We are pleased to share with you the following formal response from Andrew Griffiths MP, Director of the Prime Minister’s Policy Unit, to our consultations on Planning & Housing and Strengthening Families & Communities, completed in January and March 2022, respectively.


The letter is issued to Dr John Hayward who is the CPF Manager in CCHQ. More details can be read below:


CPF consultation on Families & Communities


Thank you very much for your letter and the summary of member views on improving families and communities policy. As ever, it is incredibly helpful to hear from members.


I was struck by the consistent theme in the responses recognising the need for stable relationships. Stable relationships are the glue that holds society together. The government recently announced a £1bn package of support to nurture stable relationships, including £700m to extend the Supporting Families programme and over £300m to deliver a national network of Family Hubs, building on our manifesto commitments. These programmes embody our Conservative approach to supporting families. The Supporting Families programme provides practical hands-on assistance to families at risk of breakdown, such as parenting courses. 75 Family Hubs will be opened by 2024, offering young parents dedicated support with feeding, weaning and keeping their baby safe. I am delighted that my colleague, The Rt Hon Dame Andrea Leadsom MP continues to advise the government, driving forward this agenda.


I noted too the consistent theme of self-reliance. One of the respondents observed, quite correctly in my view, that “more should be done to provide, not benefits, but tools for families to help themselves.” This is the essence of the government’s approach to the family. Taking childcare as an example, the government boasts a number of schemes, including the free 30 hours for 3- and 4-year-olds, tax-free childcare and the childcare element of Universal Credit – amounting to around £5bn of support for working parents. The level of generosity is considerable. Government must focus on ensuring these schemes are delivered well – with sufficient flexibility to meet the demands of modern family life.

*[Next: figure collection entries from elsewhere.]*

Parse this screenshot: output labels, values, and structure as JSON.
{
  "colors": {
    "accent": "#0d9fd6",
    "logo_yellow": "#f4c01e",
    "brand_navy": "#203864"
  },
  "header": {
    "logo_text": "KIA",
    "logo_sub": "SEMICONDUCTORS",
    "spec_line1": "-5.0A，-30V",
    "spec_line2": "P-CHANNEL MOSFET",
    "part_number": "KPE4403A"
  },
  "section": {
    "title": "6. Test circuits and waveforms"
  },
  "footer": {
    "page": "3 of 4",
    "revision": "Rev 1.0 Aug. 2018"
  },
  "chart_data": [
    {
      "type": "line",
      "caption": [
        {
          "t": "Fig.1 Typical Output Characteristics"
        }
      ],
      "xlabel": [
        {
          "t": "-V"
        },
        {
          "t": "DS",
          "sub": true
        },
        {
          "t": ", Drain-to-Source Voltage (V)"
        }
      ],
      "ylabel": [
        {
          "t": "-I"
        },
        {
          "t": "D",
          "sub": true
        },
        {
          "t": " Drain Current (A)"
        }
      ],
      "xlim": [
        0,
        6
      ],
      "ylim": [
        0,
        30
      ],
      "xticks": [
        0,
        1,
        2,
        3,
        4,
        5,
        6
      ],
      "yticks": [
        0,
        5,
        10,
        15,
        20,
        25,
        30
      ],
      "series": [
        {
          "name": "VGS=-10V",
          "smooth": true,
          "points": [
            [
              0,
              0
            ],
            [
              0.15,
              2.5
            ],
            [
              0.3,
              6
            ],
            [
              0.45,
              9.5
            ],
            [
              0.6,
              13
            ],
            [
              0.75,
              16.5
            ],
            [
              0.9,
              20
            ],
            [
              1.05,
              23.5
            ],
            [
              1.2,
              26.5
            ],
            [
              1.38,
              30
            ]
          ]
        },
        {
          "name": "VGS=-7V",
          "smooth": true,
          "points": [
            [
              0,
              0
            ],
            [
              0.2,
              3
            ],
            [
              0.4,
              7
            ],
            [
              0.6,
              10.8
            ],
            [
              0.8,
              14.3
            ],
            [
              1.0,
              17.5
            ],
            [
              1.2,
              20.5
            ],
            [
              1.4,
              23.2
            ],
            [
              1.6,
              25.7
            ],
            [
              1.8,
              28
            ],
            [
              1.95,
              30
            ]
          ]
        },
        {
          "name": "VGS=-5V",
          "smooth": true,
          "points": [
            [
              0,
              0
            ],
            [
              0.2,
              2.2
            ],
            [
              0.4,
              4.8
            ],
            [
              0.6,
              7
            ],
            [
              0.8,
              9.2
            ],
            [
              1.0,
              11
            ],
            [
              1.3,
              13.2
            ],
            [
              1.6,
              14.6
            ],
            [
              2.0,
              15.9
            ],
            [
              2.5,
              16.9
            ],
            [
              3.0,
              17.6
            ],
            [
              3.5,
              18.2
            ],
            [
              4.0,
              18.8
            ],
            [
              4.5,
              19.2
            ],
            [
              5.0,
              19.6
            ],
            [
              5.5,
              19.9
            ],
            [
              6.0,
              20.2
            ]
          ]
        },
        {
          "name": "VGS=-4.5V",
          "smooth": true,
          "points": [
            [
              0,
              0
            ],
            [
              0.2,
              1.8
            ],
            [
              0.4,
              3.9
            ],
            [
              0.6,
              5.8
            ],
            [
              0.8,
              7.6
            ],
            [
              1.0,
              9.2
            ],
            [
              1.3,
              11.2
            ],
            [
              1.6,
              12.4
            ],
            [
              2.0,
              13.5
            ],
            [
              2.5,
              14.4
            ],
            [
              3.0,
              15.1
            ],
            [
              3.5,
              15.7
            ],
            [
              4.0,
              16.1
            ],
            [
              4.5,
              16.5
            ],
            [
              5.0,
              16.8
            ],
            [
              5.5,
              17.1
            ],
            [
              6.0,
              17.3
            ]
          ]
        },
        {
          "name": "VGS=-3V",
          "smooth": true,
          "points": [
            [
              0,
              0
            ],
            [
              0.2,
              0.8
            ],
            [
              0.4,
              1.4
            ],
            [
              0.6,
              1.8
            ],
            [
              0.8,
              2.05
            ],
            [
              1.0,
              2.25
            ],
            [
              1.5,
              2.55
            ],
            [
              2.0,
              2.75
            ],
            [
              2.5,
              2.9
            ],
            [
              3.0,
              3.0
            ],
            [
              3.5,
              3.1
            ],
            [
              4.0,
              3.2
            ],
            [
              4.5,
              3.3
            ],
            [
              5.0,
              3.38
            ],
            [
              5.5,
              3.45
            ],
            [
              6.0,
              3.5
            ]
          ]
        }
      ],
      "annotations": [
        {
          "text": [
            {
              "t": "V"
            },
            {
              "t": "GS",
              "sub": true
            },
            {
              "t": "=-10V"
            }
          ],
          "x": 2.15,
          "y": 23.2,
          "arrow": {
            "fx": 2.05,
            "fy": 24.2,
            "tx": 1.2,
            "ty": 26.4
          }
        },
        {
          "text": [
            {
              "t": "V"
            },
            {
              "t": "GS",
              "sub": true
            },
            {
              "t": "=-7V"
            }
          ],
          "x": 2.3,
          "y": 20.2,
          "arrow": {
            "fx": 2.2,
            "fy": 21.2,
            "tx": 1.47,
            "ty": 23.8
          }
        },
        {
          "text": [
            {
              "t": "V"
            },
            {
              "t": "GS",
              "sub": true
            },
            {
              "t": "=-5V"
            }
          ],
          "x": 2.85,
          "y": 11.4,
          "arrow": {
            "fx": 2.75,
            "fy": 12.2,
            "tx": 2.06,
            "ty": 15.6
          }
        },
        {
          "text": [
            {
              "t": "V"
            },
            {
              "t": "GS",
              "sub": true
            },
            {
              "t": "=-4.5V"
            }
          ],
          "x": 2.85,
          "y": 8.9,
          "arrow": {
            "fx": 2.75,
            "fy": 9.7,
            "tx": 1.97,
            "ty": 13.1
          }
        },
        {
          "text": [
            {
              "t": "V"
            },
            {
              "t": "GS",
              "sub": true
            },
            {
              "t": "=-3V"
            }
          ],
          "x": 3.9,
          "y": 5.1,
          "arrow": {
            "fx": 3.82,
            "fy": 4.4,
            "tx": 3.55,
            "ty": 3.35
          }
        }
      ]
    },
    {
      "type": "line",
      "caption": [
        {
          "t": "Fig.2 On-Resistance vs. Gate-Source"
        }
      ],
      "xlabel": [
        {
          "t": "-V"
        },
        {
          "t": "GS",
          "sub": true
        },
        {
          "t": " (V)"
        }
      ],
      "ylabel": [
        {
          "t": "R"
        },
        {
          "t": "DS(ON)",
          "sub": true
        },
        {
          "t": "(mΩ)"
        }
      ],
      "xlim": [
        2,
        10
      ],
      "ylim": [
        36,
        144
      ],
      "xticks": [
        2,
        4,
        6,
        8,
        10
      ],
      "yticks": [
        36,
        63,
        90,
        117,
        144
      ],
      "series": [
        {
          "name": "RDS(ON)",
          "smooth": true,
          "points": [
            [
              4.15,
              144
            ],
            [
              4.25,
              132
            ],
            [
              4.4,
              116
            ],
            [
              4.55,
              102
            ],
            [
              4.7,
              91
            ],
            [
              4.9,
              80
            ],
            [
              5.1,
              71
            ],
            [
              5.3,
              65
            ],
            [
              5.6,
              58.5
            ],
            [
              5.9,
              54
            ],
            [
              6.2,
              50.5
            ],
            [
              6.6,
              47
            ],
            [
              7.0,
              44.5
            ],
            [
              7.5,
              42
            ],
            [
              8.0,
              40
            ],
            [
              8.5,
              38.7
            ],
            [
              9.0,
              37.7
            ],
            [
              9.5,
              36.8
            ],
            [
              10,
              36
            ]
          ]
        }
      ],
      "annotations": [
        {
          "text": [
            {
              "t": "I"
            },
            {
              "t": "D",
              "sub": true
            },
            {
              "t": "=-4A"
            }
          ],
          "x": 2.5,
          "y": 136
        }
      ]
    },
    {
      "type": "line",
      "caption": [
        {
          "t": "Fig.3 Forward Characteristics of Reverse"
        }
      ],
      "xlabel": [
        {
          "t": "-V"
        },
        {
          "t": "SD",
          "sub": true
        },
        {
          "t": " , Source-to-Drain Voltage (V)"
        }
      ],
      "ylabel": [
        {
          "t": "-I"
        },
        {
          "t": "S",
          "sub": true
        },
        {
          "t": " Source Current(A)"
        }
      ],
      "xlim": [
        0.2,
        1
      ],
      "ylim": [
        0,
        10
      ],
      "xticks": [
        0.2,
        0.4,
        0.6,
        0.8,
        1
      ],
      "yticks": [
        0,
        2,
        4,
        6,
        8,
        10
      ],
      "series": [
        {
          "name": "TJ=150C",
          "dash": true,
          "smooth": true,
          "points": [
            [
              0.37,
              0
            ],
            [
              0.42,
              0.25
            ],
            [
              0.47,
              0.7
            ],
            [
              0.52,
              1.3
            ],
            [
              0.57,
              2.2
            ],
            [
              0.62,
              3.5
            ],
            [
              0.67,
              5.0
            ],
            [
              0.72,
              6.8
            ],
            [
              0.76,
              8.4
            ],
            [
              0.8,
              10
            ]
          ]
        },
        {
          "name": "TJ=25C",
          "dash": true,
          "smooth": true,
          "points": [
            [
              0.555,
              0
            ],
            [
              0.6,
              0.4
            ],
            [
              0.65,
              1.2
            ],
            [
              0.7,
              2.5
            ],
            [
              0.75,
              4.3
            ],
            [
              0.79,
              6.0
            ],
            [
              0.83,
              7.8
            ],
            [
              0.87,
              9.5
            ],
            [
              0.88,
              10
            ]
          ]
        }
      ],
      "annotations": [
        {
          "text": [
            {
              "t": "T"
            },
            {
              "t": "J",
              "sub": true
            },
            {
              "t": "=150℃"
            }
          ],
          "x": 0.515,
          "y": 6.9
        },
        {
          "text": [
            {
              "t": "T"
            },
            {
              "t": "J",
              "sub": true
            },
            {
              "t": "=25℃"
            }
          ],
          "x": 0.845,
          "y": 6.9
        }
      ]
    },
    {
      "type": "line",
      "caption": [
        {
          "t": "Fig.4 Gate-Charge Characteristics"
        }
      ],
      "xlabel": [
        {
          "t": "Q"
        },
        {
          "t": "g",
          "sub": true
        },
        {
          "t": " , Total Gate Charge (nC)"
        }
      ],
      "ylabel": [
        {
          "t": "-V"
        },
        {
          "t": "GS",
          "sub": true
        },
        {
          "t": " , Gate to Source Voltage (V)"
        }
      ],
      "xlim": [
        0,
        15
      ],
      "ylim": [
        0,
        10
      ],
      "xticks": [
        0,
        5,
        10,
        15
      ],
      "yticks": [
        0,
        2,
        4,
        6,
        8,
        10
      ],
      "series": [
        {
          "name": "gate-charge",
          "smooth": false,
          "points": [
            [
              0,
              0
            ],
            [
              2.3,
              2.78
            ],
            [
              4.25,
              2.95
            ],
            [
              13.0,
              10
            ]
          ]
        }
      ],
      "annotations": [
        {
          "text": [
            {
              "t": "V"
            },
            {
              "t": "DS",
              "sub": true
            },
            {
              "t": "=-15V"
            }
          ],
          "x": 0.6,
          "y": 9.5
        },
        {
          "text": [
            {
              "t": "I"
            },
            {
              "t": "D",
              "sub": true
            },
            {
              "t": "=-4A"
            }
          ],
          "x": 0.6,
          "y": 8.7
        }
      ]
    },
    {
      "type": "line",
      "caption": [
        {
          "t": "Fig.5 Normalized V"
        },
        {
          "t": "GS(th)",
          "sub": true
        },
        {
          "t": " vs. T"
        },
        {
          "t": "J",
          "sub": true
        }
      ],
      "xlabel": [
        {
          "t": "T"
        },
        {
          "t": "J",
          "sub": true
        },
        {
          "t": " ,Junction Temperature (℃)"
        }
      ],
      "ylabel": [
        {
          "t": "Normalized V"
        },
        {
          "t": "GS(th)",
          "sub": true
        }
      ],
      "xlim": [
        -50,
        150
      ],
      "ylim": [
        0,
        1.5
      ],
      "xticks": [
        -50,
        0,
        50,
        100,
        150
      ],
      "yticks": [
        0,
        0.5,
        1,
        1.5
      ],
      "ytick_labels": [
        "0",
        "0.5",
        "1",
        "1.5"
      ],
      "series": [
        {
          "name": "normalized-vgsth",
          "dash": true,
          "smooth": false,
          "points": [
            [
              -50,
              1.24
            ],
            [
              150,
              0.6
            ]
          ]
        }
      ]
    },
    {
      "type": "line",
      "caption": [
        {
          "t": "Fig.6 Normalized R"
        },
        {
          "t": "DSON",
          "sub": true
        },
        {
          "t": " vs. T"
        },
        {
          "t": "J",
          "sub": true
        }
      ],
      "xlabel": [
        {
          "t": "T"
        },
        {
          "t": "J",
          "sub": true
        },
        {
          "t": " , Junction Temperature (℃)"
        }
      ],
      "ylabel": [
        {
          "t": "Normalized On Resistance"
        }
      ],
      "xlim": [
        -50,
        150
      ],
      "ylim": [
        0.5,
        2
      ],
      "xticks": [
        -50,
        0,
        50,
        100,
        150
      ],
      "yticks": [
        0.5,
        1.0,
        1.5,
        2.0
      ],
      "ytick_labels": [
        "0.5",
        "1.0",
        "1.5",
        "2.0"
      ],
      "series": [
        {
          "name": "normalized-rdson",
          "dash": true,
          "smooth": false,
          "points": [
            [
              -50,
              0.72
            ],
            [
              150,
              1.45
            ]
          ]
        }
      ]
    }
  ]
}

Finally, I wanted to acknowledge the frustration noted by some of your respondents who feel the “role of a parent is marginalised in education.” As a free school founder myself, this is an issue that I am passionate about. The recent Schools White Paper put a ‘Parent Pledge’ at the heart of the next chapter of school reform. Parents will now have to be involved and informed of additional support being given to their child if they fall behind at school. This should provoke a step-change in the involvement of parents in education – with the Parent Pledge the first step in putting parent voices back at the heart of their child’s education.


I have not had an opportunity in this short note to respond to all of the thought-provoking themes emerging from the consultation, but I would like to reiterate my thanks for these responses. They directly inform the work we do in No10 and across Whitehall, so I am grateful to you and the members who took the time to engage.